Many mornings this month when I have looked out of the kitchen window, the Leechwell Garden has been bathed in a warm, clear light that I hadn’t noticed previously this year. Perhaps it’s the early sunrise, perhaps it’s the dry weather, and the lack of rain and mist, that has persisted throughout much of the month.
As well as being dry, the weather has been quite warm at times, re-creating that summery feeling expressed so well by Edward Thomas in his poem “Adlestrop”, written 100 years ago this June after his train stopped unwontedly at the station.
Yes. I remember Adlestrop –
The name, because one afternoon
Of heat the express-train drew up there
Unwontedly. It was late June.
The steam hissed. Someone cleared his throat.
No one left and no one came
On the bare platform. What I saw
Was Adlestrop — only the name
And willows, willow-herb, and grass,
And meadowsweet, and haycocks dry,
No whit less still and lonely fair
Than the high cloudlets in the sky.
And for that minute a blackbird sang
Close by, and round him, mistier,
Farther and farther, all the birds
Of Oxfordshire and Gloucestershire.
But let me drag you away from the Cotswolds to look at some of the highlights of the month in the Leechwell Garden here in Devon.

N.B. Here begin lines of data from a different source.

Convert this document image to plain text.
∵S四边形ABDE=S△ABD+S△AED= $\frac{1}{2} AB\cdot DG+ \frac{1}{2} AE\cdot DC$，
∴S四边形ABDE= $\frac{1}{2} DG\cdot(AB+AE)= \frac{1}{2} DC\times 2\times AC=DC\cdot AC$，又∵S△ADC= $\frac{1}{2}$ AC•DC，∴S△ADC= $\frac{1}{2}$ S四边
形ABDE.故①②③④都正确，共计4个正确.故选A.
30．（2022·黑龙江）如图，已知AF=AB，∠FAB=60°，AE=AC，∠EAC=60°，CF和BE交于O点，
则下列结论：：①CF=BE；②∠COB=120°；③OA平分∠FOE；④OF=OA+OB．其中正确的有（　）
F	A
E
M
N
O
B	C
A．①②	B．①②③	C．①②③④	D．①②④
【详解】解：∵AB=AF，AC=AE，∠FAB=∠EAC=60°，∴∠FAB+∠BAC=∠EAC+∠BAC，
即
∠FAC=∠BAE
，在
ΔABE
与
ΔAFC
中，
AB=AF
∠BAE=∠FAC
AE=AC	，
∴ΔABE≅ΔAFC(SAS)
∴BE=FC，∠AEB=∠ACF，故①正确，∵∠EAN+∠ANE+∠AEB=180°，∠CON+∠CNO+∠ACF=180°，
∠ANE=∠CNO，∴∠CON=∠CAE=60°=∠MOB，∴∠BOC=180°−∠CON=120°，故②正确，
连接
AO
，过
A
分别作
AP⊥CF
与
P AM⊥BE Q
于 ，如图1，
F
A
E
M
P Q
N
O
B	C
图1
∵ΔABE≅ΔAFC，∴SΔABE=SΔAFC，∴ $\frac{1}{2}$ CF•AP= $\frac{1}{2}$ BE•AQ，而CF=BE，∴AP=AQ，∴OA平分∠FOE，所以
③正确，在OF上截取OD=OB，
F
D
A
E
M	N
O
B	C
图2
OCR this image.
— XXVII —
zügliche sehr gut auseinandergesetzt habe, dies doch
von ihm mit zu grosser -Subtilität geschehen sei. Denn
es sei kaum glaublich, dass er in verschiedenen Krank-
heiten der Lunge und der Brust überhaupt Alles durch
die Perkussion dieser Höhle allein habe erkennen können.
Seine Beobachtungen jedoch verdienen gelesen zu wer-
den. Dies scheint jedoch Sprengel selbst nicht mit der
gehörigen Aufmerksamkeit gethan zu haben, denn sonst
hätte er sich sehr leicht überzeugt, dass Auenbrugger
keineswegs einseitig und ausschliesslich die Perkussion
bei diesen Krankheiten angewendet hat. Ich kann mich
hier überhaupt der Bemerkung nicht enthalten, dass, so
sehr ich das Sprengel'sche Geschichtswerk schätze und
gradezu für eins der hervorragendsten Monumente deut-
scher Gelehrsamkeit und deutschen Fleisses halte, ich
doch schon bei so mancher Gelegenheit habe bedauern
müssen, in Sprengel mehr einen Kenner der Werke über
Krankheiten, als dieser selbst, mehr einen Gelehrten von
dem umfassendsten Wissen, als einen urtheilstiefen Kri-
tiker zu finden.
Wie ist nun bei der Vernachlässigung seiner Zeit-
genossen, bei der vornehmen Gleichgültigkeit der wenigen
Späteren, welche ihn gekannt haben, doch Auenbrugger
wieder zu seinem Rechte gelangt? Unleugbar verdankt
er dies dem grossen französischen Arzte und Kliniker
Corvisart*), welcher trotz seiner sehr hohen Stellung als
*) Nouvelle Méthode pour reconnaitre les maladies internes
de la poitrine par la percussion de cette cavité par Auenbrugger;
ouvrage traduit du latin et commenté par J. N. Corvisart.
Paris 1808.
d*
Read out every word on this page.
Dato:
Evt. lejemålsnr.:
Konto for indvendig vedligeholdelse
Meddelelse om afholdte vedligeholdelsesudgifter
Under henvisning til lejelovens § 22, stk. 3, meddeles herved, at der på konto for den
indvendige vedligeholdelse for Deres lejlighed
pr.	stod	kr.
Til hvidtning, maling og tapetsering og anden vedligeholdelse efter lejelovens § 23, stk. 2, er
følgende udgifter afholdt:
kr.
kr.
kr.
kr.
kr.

On the pergola, the climbing roses put on a wonderful show as if they were saluting the warm weather. For a short time, they cloaked the natural wood structure with a luxuriant overcoat of pink and white petals.
In the herb garden, large fleshy leaves and flower spikes of clary sage rose from the ground. The closed buds were very pale and reminded me of ghostly toothwort. They opened to a mass of very pale lilac flowers. The plant was called “clear eye” by Culpeper in his 17th century herbal and its sticky seeds were recommended for removing foreign objects from the eye. Nowadays, clary sage is grown commercially for its essential oil.
Nearby is a large patch of feverfew, impressive for its many small yellow and white daisy-like flowers, also called “bachelor’s buttons.” The flowers grow so densely that they seem to coalesce to a bright yellow and white mosaic which glows when the sun shines.
I like Culpeper’s dedication for feverfew in his herbal: “Venus has commended this herb to succour her sisters” – in the past it was indeed used to treat gynaecological problems. Nowadays, feverfew is commonly used as a herbal remedy for migraine headaches, although a systematic review of clinical trials of feverfew failed to show any effect over placebo.
Elsewhere in the Garden I found two interesting trees. One is a Flowering Dogwood (probably Cornus kousa), notable for its unassuming, small flowers each surrounded by four large, white bracts performing the function of petals. The bracts take on a pink tinge as they mature.
The other was a Ginkgo Biloba, the world’s oldest tree. The Ginkgo has unique leaves, fan shaped with veins radiating in to the leaf blade which sometimes splits. It is referred to as a living fossil as the modern species has been found to be related to fossils dating back 270 million years.
Extracts of Ginkgo Biloba have been long used in traditional Chinese medicine to treat a range of disorders. There has been great interest in the western world in the use of Ginkgo extracts to improve memory and prevent Alzheimer’s disease but controlled clinical trials do not support this idea.
I first heard of the Ginkgo tree through a painting, not via a garden. In the mid 1980s, the artist Tom Phillips had been commissioned by the National Portrait Gallery to paint a portrait of the author and philosopher, Iris Murdoch. I used to be a fan of the writer and I remember going to see the painting; I was surprised to find that it also contained a branch of a tree. Apparently, the artist wanted to include “a bit of nature” in the picture and after consultation with Murdoch they agreed on Ginkgo. Here is a link to the story and the picture.
The bees have been busy whenever the weather has allowed and I have included a couple of pictures.
The enclosed narrow paths leading to the Garden were striking earlier in the month, bathed in the mostly pink flowers and fleshy green leaves of red valerian growing from the walls. This plant, which was introduced from the Mediterranean many years ago, is now naturalised and grows widely in the South West wherever it can – in walls, on waste ground, in gardens. It was recently also featured on the Words and Herbs blog. Red Valerian (Centranthus ruber) is very much a feature of the urban landscape of this part of Devon and contributes to a southern European feel, at least until it rains heavily. By the end of the month, much of the red valerian near the Leechwell Garden had lost its petals contributing to the slightly dried-out look that has replaced the lush greenness of gardens and hedgerows just a month ago.